Andy mengatakan memang banyak ABK Indonesia yang bekerja di kapal pesiar. Namun masalah yang pelik terjadi pada ABK-ABK yang bekerja di kapal ikan asing khususnya kapal ikan asing China.
"Mengapa Tiongkok karena Tiongkok yang memiliki armada kapal ikan terbesar di dunia, terutama di sekitar kawasan Asia Pasifik baik yang ukurannya sedang maupun yang ukurannya besar," katanya.
Andy menambahkan ada sejumlah yang akan dilakukan untuk meningkatkan perlindungan terhadap ABK Indonesia. Salah satunya meratifikasi Konvensi ILO (International Labour Organisation) 188 di sektor perikanan.

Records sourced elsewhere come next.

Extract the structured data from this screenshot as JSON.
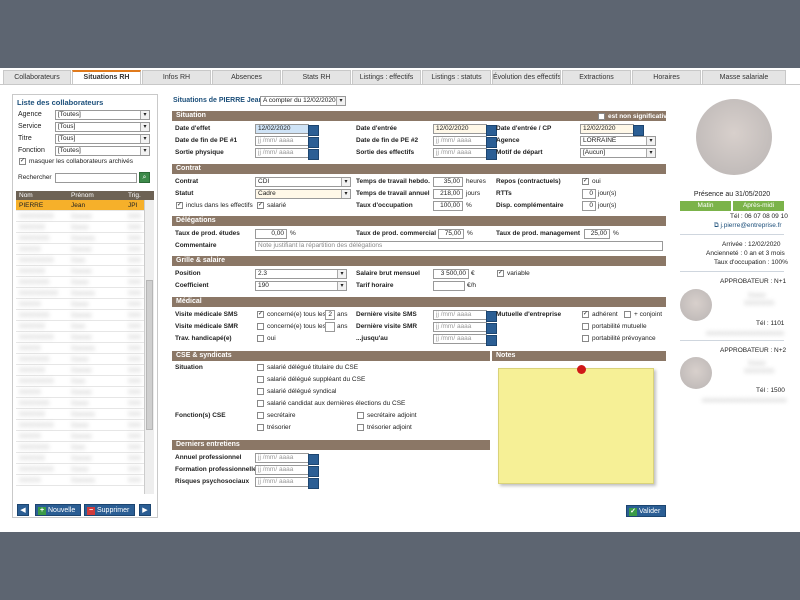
{
  "tabs": [
    "Collaborateurs",
    "Situations RH",
    "Infos RH",
    "Absences",
    "Stats RH",
    "Listings : effectifs",
    "Listings : statuts",
    "Évolution des effectifs",
    "Extractions",
    "Horaires",
    "Masse salariale"
  ],
  "left": {
    "title": "Liste des collaborateurs",
    "filters": [
      {
        "label": "Agence",
        "value": "[Toutes]"
      },
      {
        "label": "Service",
        "value": "[Tous]"
      },
      {
        "label": "Titre",
        "value": "[Tous]"
      },
      {
        "label": "Fonction",
        "value": "[Toutes]"
      }
    ],
    "masquer_label": "masquer les collaborateurs archivés",
    "rechercher_label": "Rechercher",
    "rechercher_value": "",
    "headers": {
      "nom": "Nom",
      "prenom": "Prénom",
      "trig": "Trig."
    },
    "selected_row": {
      "nom": "PIERRE",
      "prenom": "Jean",
      "trig": "JPI"
    },
    "buttons": {
      "nouvelle": "Nouvelle",
      "supprimer": "Supprimer"
    }
  },
  "main": {
    "header_label": "Situations de PIERRE Jean :",
    "header_select": "A compter du 12/02/2020",
    "sections": {
      "situation": "Situation",
      "contrat": "Contrat",
      "delegations": "Délégations",
      "grille": "Grille & salaire",
      "medical": "Médical",
      "cse": "CSE & syndicats",
      "notes": "Notes",
      "derniers": "Derniers entretiens"
    },
    "non_significative": "est non significative",
    "situation": {
      "date_effet": {
        "label": "Date d'effet",
        "value": "12/02/2020"
      },
      "date_entree": {
        "label": "Date d'entrée",
        "value": "12/02/2020"
      },
      "date_entree_cp": {
        "label": "Date d'entrée / CP",
        "value": "12/02/2020"
      },
      "fin_pe1": {
        "label": "Date de fin de PE #1",
        "value": "jj /mm/ aaaa"
      },
      "fin_pe2": {
        "label": "Date de fin de PE #2",
        "value": "jj /mm/ aaaa"
      },
      "agence": {
        "label": "Agence",
        "value": "LORRAINE"
      },
      "sortie_physique": {
        "label": "Sortie physique",
        "value": "jj /mm/ aaaa"
      },
      "sortie_effectifs": {
        "label": "Sortie des effectifs",
        "value": "jj /mm/ aaaa"
      },
      "motif": {
        "label": "Motif de départ",
        "value": "[Aucun]"
      }
    },
    "contrat": {
      "contrat": {
        "label": "Contrat",
        "value": "CDI"
      },
      "statut": {
        "label": "Statut",
        "value": "Cadre"
      },
      "inclus": "inclus dans les effectifs",
      "salarie": "salarié",
      "temps_hebdo": {
        "label": "Temps de travail hebdo.",
        "value": "35,00",
        "unit": "heures"
      },
      "temps_annuel": {
        "label": "Temps de travail annuel",
        "value": "218,00",
        "unit": "jours"
      },
      "taux_occ": {
        "label": "Taux d'occupation",
        "value": "100,00",
        "unit": "%"
      },
      "repos": {
        "label": "Repos (contractuels)",
        "value": "oui"
      },
      "rtt": {
        "label": "RTTs",
        "value": "0",
        "unit": "jour(s)"
      },
      "disp": {
        "label": "Disp. complémentaire",
        "value": "0",
        "unit": "jour(s)"
      }
    },
    "delegations": {
      "taux_etudes": {
        "label": "Taux de prod. études",
        "value": "0,00",
        "unit": "%"
      },
      "taux_commercial": {
        "label": "Taux de prod. commercial",
        "value": "75,00",
        "unit": "%"
      },
      "taux_management": {
        "label": "Taux de prod. management",
        "value": "25,00",
        "unit": "%"
      },
      "commentaire": {
        "label": "Commentaire",
        "placeholder": "Note justifiant la répartition des délégations"
      }
    },
    "grille": {
      "position": {
        "label": "Position",
        "value": "2.3"
      },
      "coefficient": {
        "label": "Coefficient",
        "value": "190"
      },
      "salaire": {
        "label": "Salaire brut mensuel",
        "value": "3 500,00",
        "unit": "€"
      },
      "variable": "variable",
      "tarif": {
        "label": "Tarif horaire",
        "value": "",
        "unit": "€/h"
      }
    },
    "medical": {
      "visite_sms": {
        "label": "Visite médicale SMS",
        "check": "concerné(e) tous les",
        "years": "2",
        "unit": "ans"
      },
      "visite_smr": {
        "label": "Visite médicale SMR",
        "check": "concerné(e) tous les",
        "years": "",
        "unit": "ans"
      },
      "handicap": {
        "label": "Trav. handicapé(e)",
        "check": "oui"
      },
      "derniere_sms": {
        "label": "Dernière visite SMS",
        "value": "jj /mm/ aaaa"
      },
      "derniere_smr": {
        "label": "Dernière visite SMR",
        "value": "jj /mm/ aaaa"
      },
      "jusqu_au": {
        "label": "...jusqu'au",
        "value": "jj /mm/ aaaa"
      },
      "mutuelle": {
        "label": "Mutuelle d'entreprise",
        "adherent": "adhérent",
        "conjoint": "+ conjoint",
        "portabilite": "portabilité mutuelle",
        "prevoyance": "portabilité prévoyance"
      }
    },
    "cse": {
      "situation_label": "Situation",
      "options": [
        "salarié délégué titulaire du CSE",
        "salarié délégué suppléant du CSE",
        "salarié délégué syndical",
        "salarié candidat aux dernières élections du CSE"
      ],
      "fonction_label": "Fonction(s) CSE",
      "fonctions": [
        "secrétaire",
        "secrétaire adjoint",
        "trésorier",
        "trésorier adjoint"
      ]
    },
    "derniers": [
      {
        "label": "Annuel professionnel",
        "value": "jj /mm/ aaaa"
      },
      {
        "label": "Formation professionnelle",
        "value": "jj /mm/ aaaa"
      },
      {
        "label": "Risques psychosociaux",
        "value": "jj /mm/ aaaa"
      }
    ],
    "valider": "Valider"
  },
  "right": {
    "presence": "Présence au 31/05/2020",
    "matin": "Matin",
    "apres_midi": "Après-midi",
    "tel": "Tél : 06 07 08 09 10",
    "email": "j.pierre@entreprise.fr",
    "arrivee": "Arrivée : 12/02/2020",
    "anciennete": "Ancienneté : 0 an et 3 mois",
    "taux": "Taux d'occupation : 100%",
    "approbateurs": [
      {
        "title": "APPROBATEUR : N+1",
        "tel": "Tél : 1101"
      },
      {
        "title": "APPROBATEUR : N+2",
        "tel": "Tél : 1500"
      }
    ]
  },
  "colors": {
    "accent": "#2b5e94",
    "section": "#8b7766",
    "selected": "#f6b02a",
    "presence": "#7bb34a"
  }
}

"Ini akan kami gulirkan pada 2021 ini karena konvensi ILO 188 tidak hanya berdampak pada perlindungan ABK-ABK Indonesia yang bekerja di luar negeri, kapal asing luar negeri, tapi juga ABK Indonesia yang bekerja di kapal-kapal di wilayah Nusantara. Jadi ada dua yang bisa kami peroleh," tambah Andy.

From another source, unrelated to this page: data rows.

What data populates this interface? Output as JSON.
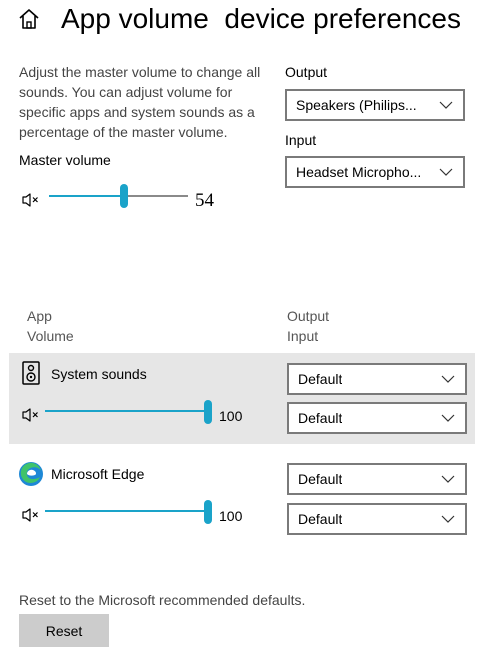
{
  "header": {
    "title": "App volume  device preferences",
    "home_icon": "home-icon"
  },
  "master": {
    "description": "Adjust the master volume to change all sounds. You can adjust volume for specific apps and system sounds as a percentage of the master volume.",
    "label": "Master volume",
    "value": "54",
    "level": 0.54,
    "mute_icon": "speaker-mute-icon"
  },
  "output": {
    "label": "Output",
    "selected": "Speakers (Philips..."
  },
  "input": {
    "label": "Input",
    "selected": "Headset Micropho..."
  },
  "columns": {
    "app": "App",
    "volume": "Volume",
    "output": "Output",
    "input": "Input"
  },
  "apps": [
    {
      "name": "System sounds",
      "icon": "system-sounds-speaker-icon",
      "value": "100",
      "level": 1.0,
      "output": "Default",
      "input": "Default",
      "highlighted": true
    },
    {
      "name": "Microsoft Edge",
      "icon": "microsoft-edge-icon",
      "value": "100",
      "level": 1.0,
      "output": "Default",
      "input": "Default",
      "highlighted": false
    }
  ],
  "reset": {
    "text": "Reset to the Microsoft recommended defaults.",
    "button_label": "Reset"
  },
  "colors": {
    "accent": "#1aa3c9",
    "row_highlight": "#e6e6e6",
    "button_bg": "#cccccc"
  }
}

Andy mengatakan selain ratifikasi ILO 188, Kemlu juga akan memfinalisasi sejumlah MoU atau nota kesepahaman bilateral dengan beberapa negara. Contohnya saat ini Kemlu sedang melakukan negosiasi dengan Korea Selatan (Korsel) untuk menyelesaikan nota kesepahaman mengenai penempatan ABK Indonesia di kapal-kapal longline di Korsel.

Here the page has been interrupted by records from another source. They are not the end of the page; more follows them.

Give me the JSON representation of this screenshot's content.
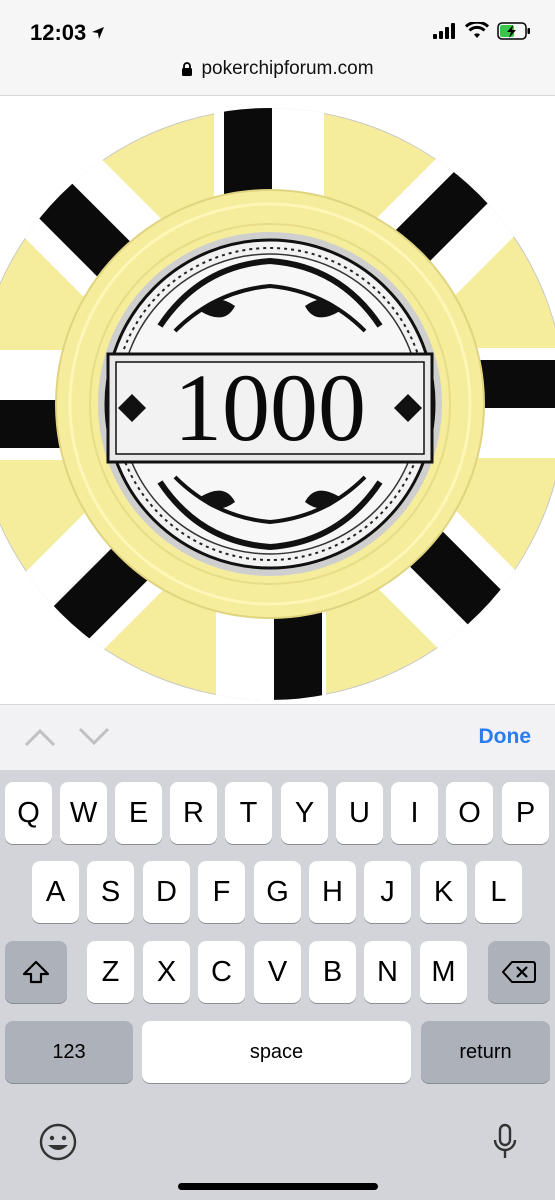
{
  "status": {
    "time": "12:03"
  },
  "browser": {
    "url": "pokerchipforum.com"
  },
  "chip": {
    "denomination": "1000",
    "colors": {
      "edge": "#f5ec9c",
      "stripe_black": "#0b0b0b",
      "stripe_white": "#ffffff",
      "inlay": "#d9d9d9"
    }
  },
  "accessory": {
    "done_label": "Done"
  },
  "keyboard": {
    "row1": [
      "Q",
      "W",
      "E",
      "R",
      "T",
      "Y",
      "U",
      "I",
      "O",
      "P"
    ],
    "row2": [
      "A",
      "S",
      "D",
      "F",
      "G",
      "H",
      "J",
      "K",
      "L"
    ],
    "row3": [
      "Z",
      "X",
      "C",
      "V",
      "B",
      "N",
      "M"
    ],
    "numbers_label": "123",
    "space_label": "space",
    "return_label": "return"
  }
}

"Agar ABK-ABK Indonesia mendapat perlindungan yang lebih baik, sesuai dengan standar internasional yang diatur oleh konvensi-konvensi ILO," kata Andy.
Kemlu juga akan mendorong kasus-kasus yang terjadi pada ABK Indonesia yang bekerja di kapal ikan asing. Salah satunya dengan skema Mutual Legal Assistance (MLA).
"Meskipun proses ini cukup makan waktu tapi MLA membuka peluang kerja sama, peluang penyelesaian masalah hukum, karena itu kami akan menggandeng tentunya Kementerian Hukum dan HAM," kata Andy.